An important developing story this past week has been the push to enact some kind of more effective gun control in the aftermath of the Newtown massacre. Though creative libertarian groups used 3D printers to manufacture high-capacity magazines in an effort to show the futility of legal restriction, the true challenge faced by proponents of stricter gun laws lies in the structure of our legislature: strict gun control laws simply will never pass the Senate. Better, then, to be more pragmatic about it and look at what can be done. Better treatment for the mentally ill might fit the bill:
But if as a practical matter we can’t do much to keep dangerous weapons out of the country, we can do something about keeping dangerous people away from them.
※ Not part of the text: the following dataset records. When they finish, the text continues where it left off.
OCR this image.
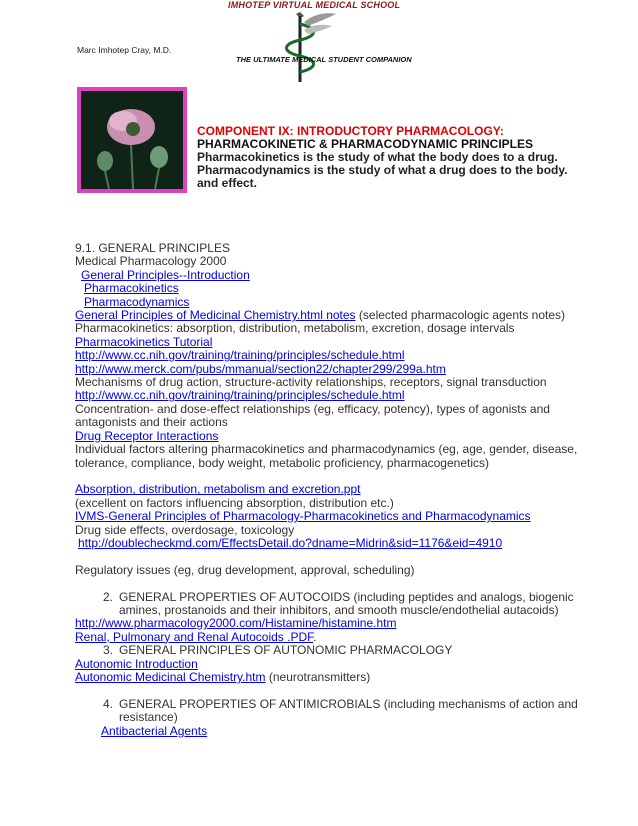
IMHOTEP VIRTUAL MEDICAL SCHOOL
Marc Imhotep Cray, M.D.
THE ULTIMATE MEDICAL STUDENT COMPANION
COMPONENT IX: INTRODUCTORY PHARMACOLOGY:
PHARMACOKINETIC & PHARMACODYNAMIC PRINCIPLES
Pharmacokinetics is the study of what the body does to a drug.
Pharmacodynamics is the study of what a drug does to the body.
and effect.
9.1. GENERAL PRINCIPLES
Medical Pharmacology 2000
General Principles--Introduction
Pharmacokinetics
Pharmacodynamics
General Principles of Medicinal Chemistry.html notes (selected pharmacologic agents notes)
Pharmacokinetics: absorption, distribution, metabolism, excretion, dosage intervals
Pharmacokinetics Tutorial
http://www.cc.nih.gov/training/training/principles/schedule.html
http://www.merck.com/pubs/mmanual/section22/chapter299/299a.htm
Mechanisms of drug action, structure-activity relationships, receptors, signal transduction
http://www.cc.nih.gov/training/training/principles/schedule.html
Concentration- and dose-effect relationships (eg, efficacy, potency), types of agonists and antagonists and their actions
Drug Receptor Interactions
Individual factors altering pharmacokinetics and pharmacodynamics (eg, age, gender, disease, tolerance, compliance, body weight, metabolic proficiency, pharmacogenetics)
Absorption, distribution, metabolism and excretion.ppt
(excellent on factors influencing absorption, distribution etc.)
IVMS-General Principles of Pharmacology-Pharmacokinetics and Pharmacodynamics
Drug side effects, overdosage, toxicology
http://doublecheckmd.com/EffectsDetail.do?dname=Midrin&sid=1176&eid=4910
Regulatory issues (eg, drug development, approval, scheduling)
2. GENERAL PROPERTIES OF AUTOCOIDS (including peptides and analogs, biogenic amines, prostanoids and their inhibitors, and smooth muscle/endothelial autacoids)
http://www.pharmacology2000.com/Histamine/histamine.htm
Renal, Pulmonary and Renal Autocoids .PDF.
3. GENERAL PRINCIPLES OF AUTONOMIC PHARMACOLOGY
Autonomic Introduction
Autonomic Medicinal Chemistry.htm (neurotransmitters)
4. GENERAL PROPERTIES OF ANTIMICROBIALS (including mechanisms of action and resistance)
Antibacterial Agents
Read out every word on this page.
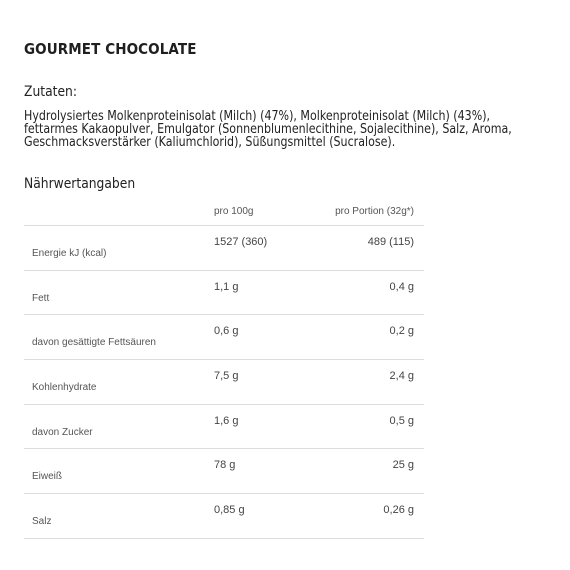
GOURMET CHOCOLATE
Zutaten:
Hydrolysiertes Molkenproteinisolat (Milch) (47%), Molkenproteinisolat (Milch) (43%),
fettarmes Kakaopulver, Emulgator (Sonnenblumenlecithine, Sojalecithine), Salz, Aroma,
Geschmacksverstärker (Kaliumchlorid), Süßungsmittel (Sucralose).
Nährwertangaben
pro 100g	pro Portion (32g*)
Energie kJ (kcal)
1527 (360)	489 (115)
Fett
1,1 g	0,4 g
davon gesättigte Fettsäuren
0,6 g	0,2 g
Kohlenhydrate
7,5 g	2,4 g
davon Zucker
1,6 g	0,5 g
Eiweiß
78 g	25 g
Salz
0,85 g	0,26 g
This is not just a question of background checks; it is also a question of rebuilding our ability to protect society from people whose mental state makes them a threat to society at large. In dealing with the potentially violent mentally ill, we need to balance the potential danger to society more effectively against the loss of individual freedom. Building better facilities for the mentally ill and being more proactive about putting dangerous people in them is a necessary precaution given the abundance of weapons in these United States. In any case, making treatment more readily available and providing better services and more support for the families and friends of the mentally ill is a good thing in and of itself.
The MSM is only now starting to wake up to something plain as day: there’s a clear line connecting the evolving mess in North Africa to the botched intervention in Libya, which has the Obama administration’s fingerprints all over it. (Could it be that now that the election is behind, reporters will try to call it as it is?) We’ve tried to keep our readers abreast of what’s going on in this fast-evolving crisis. We’ve also tried to point them to great backgrounders and criticism, like this from Gregory Mann, and these from AI editor Adam Garfinkle. Stay tuned, more to come.
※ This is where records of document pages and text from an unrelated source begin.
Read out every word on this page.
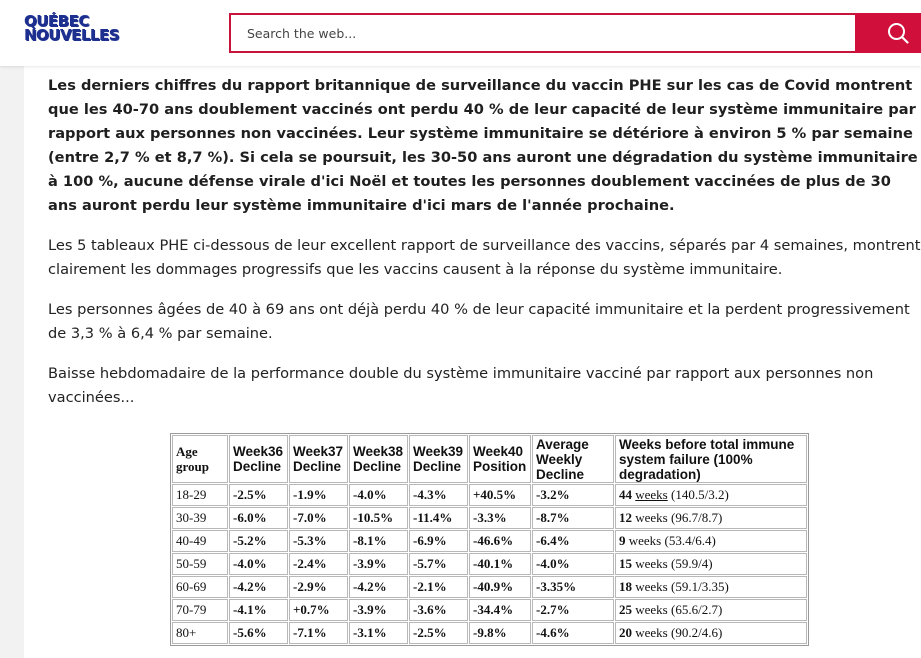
QUÉBEC
NOUVELLES
Search the web...

Les derniers chiffres du rapport britannique de surveillance du vaccin PHE sur les cas de Covid montrent que les 40-70 ans doublement vaccinés ont perdu 40 % de leur capacité de leur système immunitaire par rapport aux personnes non vaccinées. Leur système immunitaire se détériore à environ 5 % par semaine (entre 2,7 % et 8,7 %). Si cela se poursuit, les 30-50 ans auront une dégradation du système immunitaire à 100 %, aucune défense virale d'ici Noël et toutes les personnes doublement vaccinées de plus de 30 ans auront perdu leur système immunitaire d'ici mars de l'année prochaine.

Les 5 tableaux PHE ci-dessous de leur excellent rapport de surveillance des vaccins, séparés par 4 semaines, montrent clairement les dommages progressifs que les vaccins causent à la réponse du système immunitaire.

Les personnes âgées de 40 à 69 ans ont déjà perdu 40 % de leur capacité immunitaire et la perdent progressivement de 3,3 % à 6,4 % par semaine.

Baisse hebdomadaire de la performance double du système immunitaire vacciné par rapport aux personnes non vaccinées...

Age group	Week36 Decline	Week37 Decline	Week38 Decline	Week39 Decline	Week40 Position	Average Weekly Decline	Weeks before total immune system failure (100% degradation)
18-29	-2.5%	-1.9%	-4.0%	-4.3%	+40.5%	-3.2%	44 weeks (140.5/3.2)
30-39	-6.0%	-7.0%	-10.5%	-11.4%	-3.3%	-8.7%	12 weeks (96.7/8.7)
40-49	-5.2%	-5.3%	-8.1%	-6.9%	-46.6%	-6.4%	9 weeks (53.4/6.4)
50-59	-4.0%	-2.4%	-3.9%	-5.7%	-40.1%	-4.0%	15 weeks (59.9/4)
60-69	-4.2%	-2.9%	-4.2%	-2.1%	-40.9%	-3.35%	18 weeks (59.1/3.35)
70-79	-4.1%	+0.7%	-3.9%	-3.6%	-34.4%	-2.7%	25 weeks (65.6/2.7)
80+	-5.6%	-7.1%	-3.1%	-2.5%	-9.8%	-4.6%	20 weeks (90.2/4.6)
Other stories you might’ve missed:
- Did Assad use chemical weapons on his people in December? A leaked State Department wire says yes. What remains of “Responsibility to Protect” if the Obama administration chooses not to act after all its bluster?
- Relatedly, it sure looks like civil war is a real possibility again in Iraq.
- Mohamed Morsi’s admittedly tenuous mask of moderation slipped, as a vile old rant against Jews resurfaced. Maybe he’s only an anti-Zionist?
- In better news, BP predicted the U.S. would be the world’s largest oil producer by this year. Even scholars at Foreign Affairs can see that the world energy order is about to change.
- As PA’s governor vowed to tackle runaway pension costs, IL’s governor opted for the War-Against-the-Young option, by looting education budgets to pay for benefits. This kind of stuff can’t go on. Thomas Edsall of the NY Times agrees.
- Though California’s problems are convoluted, it does have the advantage of having the largest shale oil deposits in the country. Unfortunately, the deposits themselves are convoluted due to high seismic activity in the state. Though greens are sure to protest on principle, we think getting at these deposits ought to be at least attempted, as long as the right precautions are taken.
- Neocons applauded a French socialist government. No, really.
- And in the funny file for this week: scandalous, larger-than-life characters make the Italian elections a must-watch.